Years ago, my wife and I fulfilled a lifelong dream to visit Paris. It was amazing. Long walks along the Seine, Notre Dame, art, shopping, lazy breaks with brie, baguettes, and chardonnay. It was heaven. While we were there, we looked at everything. We noticed every little thing – how the lamps had flowers, how the spaces between buildings were charmingly narrow, even little things like the fonts and colors used on public buildings and signs. Everything was photo worthy.
Coming home was the saddest. Paris was thousands of miles and dollars away. When would we see her again?
Walking around my supposedly boring hometown of Old Towne Orange, I came upon a group of Japanese tourists. They were pointing at a little Mickey Mouse engraved on the sidewalk I’d never noticed before. They were pointing at the buildings. Some movie they loved, The Wonders, had been filmed here in one of the old town cafés, and of course they were taking pictures of everything. They didn’t know me but wanted to take a picture with me as well, and in broken English my new Japanese tourist friends said how much they loved where I live and how sad they were that soon they’d have to go back to boring old Japan.
All of the sudden I realized: everyone thinks they’re from somewhere boring. When we are on vacation or traveling, we look at our surroundings in ways we never do when we are at home.
The rest of the day I decided to be a tourist in my own town, to see it the way my Japanese friends did. I had never really looked at the fountain in the middle of town. I put my hands in the cold water and looked at the ornate carving. I noticed how it made the air around it cooler. I was fascinated with the carved ceiling in the old roof at the bank. I even began paying closer attention to many different types of people in my town I’d never noticed. I said to myself, “I live in a terrific place.” My heart was filled with gratitude.
Practices of gratitude fill your heart with energy and vibrancy. If you look to your spouse, your kids, or a friend nearby and say, “I don’t say it enough: I’m just so grateful for you,” you will feel a surge of energy. If their response is awkward, that’s a surefire sign they are not used to being thanked by you. It’s a gratitude deficit. Don’t worry about that. It just means you now have a practical way to improve your life and theirs.
One scientific study asked people to write a letter of thanks to someone they care about and then read that letter to that person aloud. They asked that people make it real and not a joke. The study, which measured happiness, showed the reader had a jump in overall happiness that lasted, on average, more than a month. Another study on happiness by Robert Emmons showed that writing down things you’re grateful for was the only nonmedical way you could permanently increase your overall sense of happiness.
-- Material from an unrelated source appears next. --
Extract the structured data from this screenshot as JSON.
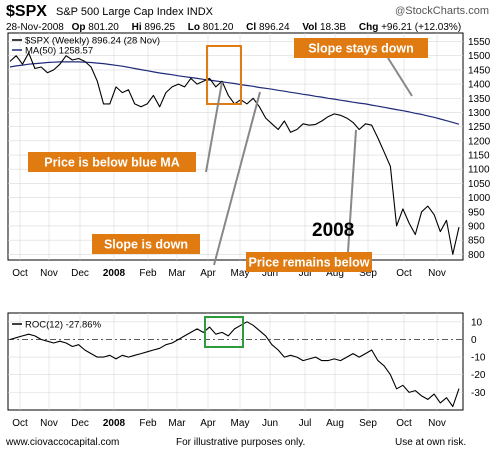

It’s important to know, “I’m not what I have.” Even more, our self-talk needs to be, “I’m so grateful for what I have.” The more grateful you are for what you have, the more you get out of life, and the more joy you will have from those things. Gratitude trains you into the life of the open hand. When we live every day with gratitude, we train our identity away from insufficiency and into knowing we already have everything we need. We go from scarcity to fullness.